Au bout d’une heure de cette course insensée, Hermann, qui, on se le rappelle, s’était assis à côté du moujik, se retourna. M. de Morlux avait attiré sur ses genoux la tête pâle de Madeleine, qui paraissait en proie déjà au sommeil de la mort. Le fanal de la téléga était à double face, et il éclairait à la fois l’intérieur du traîneau et la route que l’on parcourait. Hermann vit M. de Morlux contempler avec un sombre enthousiasme cette femme dont il avait juré la perte et pour laquelle cependant il s’était épris d’une passion féroce. Et un sourire vint aux lèvres du valet, et il dit à son maître d’un ton moqueur :
– Vous l’aimez donc bien ?
M. de Morlux ne répondit pas.
– À présent, continua Hermann, elle est à vous, à vous tout entière… Ne vous gênez pas, mon maître.

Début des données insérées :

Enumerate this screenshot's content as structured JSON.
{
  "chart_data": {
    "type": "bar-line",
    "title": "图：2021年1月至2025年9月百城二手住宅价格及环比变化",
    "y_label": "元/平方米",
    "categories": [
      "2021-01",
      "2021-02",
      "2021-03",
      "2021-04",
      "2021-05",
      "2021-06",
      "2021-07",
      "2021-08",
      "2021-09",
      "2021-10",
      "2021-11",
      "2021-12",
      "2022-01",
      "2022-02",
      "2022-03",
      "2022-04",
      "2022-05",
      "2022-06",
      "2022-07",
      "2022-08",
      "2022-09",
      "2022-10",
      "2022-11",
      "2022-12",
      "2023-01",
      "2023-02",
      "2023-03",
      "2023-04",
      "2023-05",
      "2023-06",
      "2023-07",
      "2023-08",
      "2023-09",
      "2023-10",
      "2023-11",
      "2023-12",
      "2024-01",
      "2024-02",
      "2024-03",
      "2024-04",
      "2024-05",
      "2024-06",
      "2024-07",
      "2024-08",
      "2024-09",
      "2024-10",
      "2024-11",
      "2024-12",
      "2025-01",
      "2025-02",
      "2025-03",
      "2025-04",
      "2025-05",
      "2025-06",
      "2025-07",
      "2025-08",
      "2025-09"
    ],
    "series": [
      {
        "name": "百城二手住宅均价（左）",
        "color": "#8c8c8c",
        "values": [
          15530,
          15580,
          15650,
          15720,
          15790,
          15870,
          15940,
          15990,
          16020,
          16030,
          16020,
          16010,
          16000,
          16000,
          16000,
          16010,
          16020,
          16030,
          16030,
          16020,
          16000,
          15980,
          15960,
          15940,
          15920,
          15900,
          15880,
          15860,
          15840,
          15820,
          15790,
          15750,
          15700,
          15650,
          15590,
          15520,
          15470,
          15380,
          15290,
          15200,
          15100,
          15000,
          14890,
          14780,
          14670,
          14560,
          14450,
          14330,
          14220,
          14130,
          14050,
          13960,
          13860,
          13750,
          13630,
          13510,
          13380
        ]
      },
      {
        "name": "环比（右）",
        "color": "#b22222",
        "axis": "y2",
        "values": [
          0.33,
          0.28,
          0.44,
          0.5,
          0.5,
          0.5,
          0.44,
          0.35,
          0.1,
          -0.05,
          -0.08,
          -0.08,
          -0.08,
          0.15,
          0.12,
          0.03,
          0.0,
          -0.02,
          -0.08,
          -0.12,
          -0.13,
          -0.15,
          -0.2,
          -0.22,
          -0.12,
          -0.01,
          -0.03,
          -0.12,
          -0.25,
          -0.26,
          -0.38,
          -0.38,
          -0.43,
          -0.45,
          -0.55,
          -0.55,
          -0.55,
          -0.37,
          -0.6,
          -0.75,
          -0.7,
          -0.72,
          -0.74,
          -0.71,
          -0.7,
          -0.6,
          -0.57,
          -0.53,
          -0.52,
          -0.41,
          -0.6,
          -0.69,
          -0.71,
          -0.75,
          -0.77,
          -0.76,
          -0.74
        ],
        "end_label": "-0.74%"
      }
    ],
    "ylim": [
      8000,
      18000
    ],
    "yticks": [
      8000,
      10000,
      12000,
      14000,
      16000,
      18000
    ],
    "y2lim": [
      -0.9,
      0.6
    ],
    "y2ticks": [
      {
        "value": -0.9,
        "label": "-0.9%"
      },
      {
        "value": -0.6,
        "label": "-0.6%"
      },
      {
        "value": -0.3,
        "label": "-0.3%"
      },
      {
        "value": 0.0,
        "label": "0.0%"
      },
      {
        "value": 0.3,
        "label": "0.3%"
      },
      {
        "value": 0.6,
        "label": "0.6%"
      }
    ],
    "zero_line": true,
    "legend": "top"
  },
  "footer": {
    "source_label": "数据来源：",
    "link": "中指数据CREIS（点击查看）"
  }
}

M. de Morlux regarda Hermann à son tour :
– J’y songe encore, dit-il.
– À quoi ?
– À l’épouser.
– Vous avez tort, mon maître.
– Pourquoi ?
– Pour deux raisons.
– Ah ! fit M. de Morlux d’une voix étranglée. Quelles sont-elles, tes deux raisons ?
– La première, c’est qu’Antoinette n’est pas morte.
M. de Morlux fit un brusque mouvement qui déplaça la tête de Madeleine, et la jeune fille évanouie glissa de nouveau au fond du traîneau.
– Et la seconde ? demanda-t-il.
– Elle aime Yvan Potenieff.
– Que m’importe ! s’écria-t-il brusquement.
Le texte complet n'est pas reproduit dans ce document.